KF: Does the fact that you’re a fair-haired GOP mean that you’re in line with the party on everything?
LG: No, for example, I voted against the trade bill because I think our manufacturing base is being lost in this country. The textile industry won my allegiance because of the great inequity.
KF: How has Congress changed since Sen. Thurmond’s heyday?
LG: In one week in Washington you can turn an up-and-coming star into an irrelevant has-been. We live in a 60-second sound bite, unlike when Sen. Thurmond came along and it was a seniority-driven institution. Today everything is consumed politically through television.
KF: You’re single, but where do you think we should draw the line in terms of delving into politicians’ personal lives?
LG: I think I should have a personal life! I’m very much a sinner, but I don’t need to share my sins with the world. We don’t have to know everything about everybody.
KF: How are you a sinner?
LG: The way everybody sins, but I would hope that I’m a very honest, upfront kind of guy. I have never abused my office. I think that should be the standard.

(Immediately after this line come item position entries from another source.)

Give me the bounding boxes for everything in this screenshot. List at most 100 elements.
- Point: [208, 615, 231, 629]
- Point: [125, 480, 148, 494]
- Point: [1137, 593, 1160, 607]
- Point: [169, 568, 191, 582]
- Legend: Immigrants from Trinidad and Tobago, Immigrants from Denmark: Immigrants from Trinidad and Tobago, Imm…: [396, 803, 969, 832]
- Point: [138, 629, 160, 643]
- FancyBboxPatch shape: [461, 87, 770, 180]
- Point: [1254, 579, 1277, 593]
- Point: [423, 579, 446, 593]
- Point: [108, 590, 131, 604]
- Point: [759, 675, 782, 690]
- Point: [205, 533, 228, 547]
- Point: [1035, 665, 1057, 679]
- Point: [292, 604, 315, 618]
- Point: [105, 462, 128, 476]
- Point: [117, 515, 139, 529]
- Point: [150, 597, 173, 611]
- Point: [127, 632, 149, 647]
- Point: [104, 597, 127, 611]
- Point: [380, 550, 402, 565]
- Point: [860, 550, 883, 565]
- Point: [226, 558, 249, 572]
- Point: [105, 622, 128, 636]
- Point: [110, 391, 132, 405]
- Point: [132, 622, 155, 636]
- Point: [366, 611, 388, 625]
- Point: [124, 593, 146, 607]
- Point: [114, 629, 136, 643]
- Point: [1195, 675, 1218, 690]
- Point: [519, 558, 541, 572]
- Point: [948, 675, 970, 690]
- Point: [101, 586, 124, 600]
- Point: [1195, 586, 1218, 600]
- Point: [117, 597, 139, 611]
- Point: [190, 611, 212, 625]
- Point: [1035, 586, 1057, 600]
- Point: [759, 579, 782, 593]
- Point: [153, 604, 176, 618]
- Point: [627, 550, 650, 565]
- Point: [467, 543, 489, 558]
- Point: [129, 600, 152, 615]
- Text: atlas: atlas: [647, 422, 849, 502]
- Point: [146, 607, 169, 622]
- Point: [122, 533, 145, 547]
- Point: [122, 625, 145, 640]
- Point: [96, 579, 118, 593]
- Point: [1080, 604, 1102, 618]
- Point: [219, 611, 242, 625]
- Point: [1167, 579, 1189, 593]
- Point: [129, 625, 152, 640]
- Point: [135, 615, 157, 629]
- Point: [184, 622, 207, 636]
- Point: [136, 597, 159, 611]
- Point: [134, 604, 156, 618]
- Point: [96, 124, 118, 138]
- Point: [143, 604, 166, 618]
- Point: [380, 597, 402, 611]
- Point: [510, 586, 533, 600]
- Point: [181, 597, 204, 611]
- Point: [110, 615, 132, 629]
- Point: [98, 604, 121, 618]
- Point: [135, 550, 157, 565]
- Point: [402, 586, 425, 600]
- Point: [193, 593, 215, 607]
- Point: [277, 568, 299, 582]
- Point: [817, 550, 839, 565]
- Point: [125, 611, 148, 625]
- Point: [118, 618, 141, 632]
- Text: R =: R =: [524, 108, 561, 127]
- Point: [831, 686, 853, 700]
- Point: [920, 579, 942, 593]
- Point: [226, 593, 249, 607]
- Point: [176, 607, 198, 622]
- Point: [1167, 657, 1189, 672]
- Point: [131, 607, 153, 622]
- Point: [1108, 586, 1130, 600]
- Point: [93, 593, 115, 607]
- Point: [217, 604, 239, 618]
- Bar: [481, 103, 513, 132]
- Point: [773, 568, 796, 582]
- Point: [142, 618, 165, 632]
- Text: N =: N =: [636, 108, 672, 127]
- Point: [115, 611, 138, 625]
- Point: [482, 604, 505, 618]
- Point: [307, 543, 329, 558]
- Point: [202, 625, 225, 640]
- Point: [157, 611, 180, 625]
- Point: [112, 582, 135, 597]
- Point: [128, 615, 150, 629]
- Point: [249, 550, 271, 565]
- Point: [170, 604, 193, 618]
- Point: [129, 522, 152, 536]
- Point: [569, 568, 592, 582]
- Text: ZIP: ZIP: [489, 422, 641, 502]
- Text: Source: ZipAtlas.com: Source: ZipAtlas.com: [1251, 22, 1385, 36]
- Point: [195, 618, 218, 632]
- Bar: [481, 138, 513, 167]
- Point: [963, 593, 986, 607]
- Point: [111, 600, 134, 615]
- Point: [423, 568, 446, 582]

KF: With so much partisanship in the House, is it difficult to build personal friendships with your colleagues across the aisle?

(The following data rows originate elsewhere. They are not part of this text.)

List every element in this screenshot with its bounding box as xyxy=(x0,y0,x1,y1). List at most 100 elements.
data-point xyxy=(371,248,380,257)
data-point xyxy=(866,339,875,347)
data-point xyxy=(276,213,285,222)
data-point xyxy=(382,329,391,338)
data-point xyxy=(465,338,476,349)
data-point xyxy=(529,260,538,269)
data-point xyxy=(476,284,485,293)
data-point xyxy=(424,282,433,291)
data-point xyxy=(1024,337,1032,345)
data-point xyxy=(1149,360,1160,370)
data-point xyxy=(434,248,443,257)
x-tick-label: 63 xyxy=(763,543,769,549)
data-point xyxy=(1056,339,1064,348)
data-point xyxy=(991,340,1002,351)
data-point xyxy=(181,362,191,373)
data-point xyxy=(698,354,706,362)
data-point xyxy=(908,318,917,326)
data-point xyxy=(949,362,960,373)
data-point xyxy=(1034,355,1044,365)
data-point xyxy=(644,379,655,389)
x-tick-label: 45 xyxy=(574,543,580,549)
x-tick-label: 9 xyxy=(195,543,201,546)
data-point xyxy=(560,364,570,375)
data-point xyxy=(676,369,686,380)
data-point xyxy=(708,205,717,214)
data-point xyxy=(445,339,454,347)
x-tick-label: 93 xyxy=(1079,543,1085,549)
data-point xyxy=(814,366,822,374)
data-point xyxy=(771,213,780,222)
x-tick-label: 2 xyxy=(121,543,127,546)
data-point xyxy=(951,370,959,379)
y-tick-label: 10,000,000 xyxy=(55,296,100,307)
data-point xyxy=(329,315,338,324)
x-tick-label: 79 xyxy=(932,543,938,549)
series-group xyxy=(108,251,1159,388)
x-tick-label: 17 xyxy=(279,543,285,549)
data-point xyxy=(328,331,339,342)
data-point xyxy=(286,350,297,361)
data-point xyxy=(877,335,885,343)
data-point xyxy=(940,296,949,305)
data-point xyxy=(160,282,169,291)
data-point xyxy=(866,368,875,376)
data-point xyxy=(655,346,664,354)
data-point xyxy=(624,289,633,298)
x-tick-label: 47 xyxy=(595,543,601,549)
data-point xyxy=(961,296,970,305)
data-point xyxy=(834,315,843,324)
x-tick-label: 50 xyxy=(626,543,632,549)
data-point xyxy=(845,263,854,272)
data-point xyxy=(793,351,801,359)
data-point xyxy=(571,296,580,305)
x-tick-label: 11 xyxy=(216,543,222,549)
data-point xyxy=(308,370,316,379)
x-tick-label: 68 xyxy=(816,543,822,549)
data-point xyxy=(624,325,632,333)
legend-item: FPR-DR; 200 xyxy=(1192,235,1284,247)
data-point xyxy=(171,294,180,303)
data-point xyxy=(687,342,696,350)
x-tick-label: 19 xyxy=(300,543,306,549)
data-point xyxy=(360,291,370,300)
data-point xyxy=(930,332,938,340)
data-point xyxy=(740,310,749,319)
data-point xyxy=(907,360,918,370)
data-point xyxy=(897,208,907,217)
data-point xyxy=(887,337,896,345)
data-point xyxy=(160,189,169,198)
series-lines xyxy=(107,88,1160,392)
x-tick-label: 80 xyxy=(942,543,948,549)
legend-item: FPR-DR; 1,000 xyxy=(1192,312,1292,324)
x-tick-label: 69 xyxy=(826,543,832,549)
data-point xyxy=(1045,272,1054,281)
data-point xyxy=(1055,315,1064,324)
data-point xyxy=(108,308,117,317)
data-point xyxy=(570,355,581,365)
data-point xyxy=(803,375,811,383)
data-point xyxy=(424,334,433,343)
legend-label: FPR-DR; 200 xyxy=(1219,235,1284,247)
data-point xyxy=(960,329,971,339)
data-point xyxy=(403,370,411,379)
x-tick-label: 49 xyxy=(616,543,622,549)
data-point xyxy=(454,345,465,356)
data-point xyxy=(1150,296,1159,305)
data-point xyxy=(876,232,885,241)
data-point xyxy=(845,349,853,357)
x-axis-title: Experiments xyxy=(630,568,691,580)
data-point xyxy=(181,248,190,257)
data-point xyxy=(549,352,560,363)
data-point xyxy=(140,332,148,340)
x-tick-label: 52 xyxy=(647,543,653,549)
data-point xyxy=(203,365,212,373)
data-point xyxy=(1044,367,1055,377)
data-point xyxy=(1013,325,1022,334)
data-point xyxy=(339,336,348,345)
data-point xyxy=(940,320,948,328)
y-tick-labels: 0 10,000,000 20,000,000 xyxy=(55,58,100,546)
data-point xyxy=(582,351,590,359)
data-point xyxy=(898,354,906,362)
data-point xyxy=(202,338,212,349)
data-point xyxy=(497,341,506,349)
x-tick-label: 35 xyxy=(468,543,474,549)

LG: Friendships are based upon common interests: the passion for politics, people who believe in things. My liberal friends have a passion for their politics. That intrigues me. I’m not a vanilla ice cream kind of guy. I’m a butter pecan kind of guy.
KF: More than once you’ve broken ranks to reach across the aisle, as you did on campaign finance reform. Do you think that will affect your relationships in the House, your Senate race or your political future beyond that?
LG: People in the [House Republican] conference didn’t like it, but that’s politics. We can’t kill bills through procedural cuteness.
KF: What about the GOP leadership? Did they withhold favors or support because of your vote?
LG: They’re upset, but I’ve been down that road many times. If you’re going to play revenge politics, this is the wrong place to do it with a six-seat majority: All you need is five friends, or the other person needs five enemies.
KF: What is the origin of your independent streak?
LG: I think me! If you put something in front of me, I’m going to look at it. I was the first in my family to go to college. My parents worked very hard to put me through school. They owned a liquor store, a bar, a restaurant, and a pool hall [in Central, South Carolina], so I grew up in a beer joint. I’m not a country club Republican. I look at things, and do what I think is a just result.
KF: What do you consider your greatest accomplishment?
LG: I’ve been part of the team that has really changed the course of the debate in this country. We’re no longer talking about should we balance the budget. Nobody wants a deficit. Welfare reform was an accomplishment. The big picture items: We no longer take money from Social Security to run the government. Individually, I’ve been able to speak my mind in an effective way and communicate my beliefs when attention is on me.
KF: Was Sen. Thurmond a mentor?
LG: No, he’s a political legend. I was fairly apolitical and intent on being a lawyer. But I’ve always admired how much goodwill the senator was able to generate. You can’t buy that.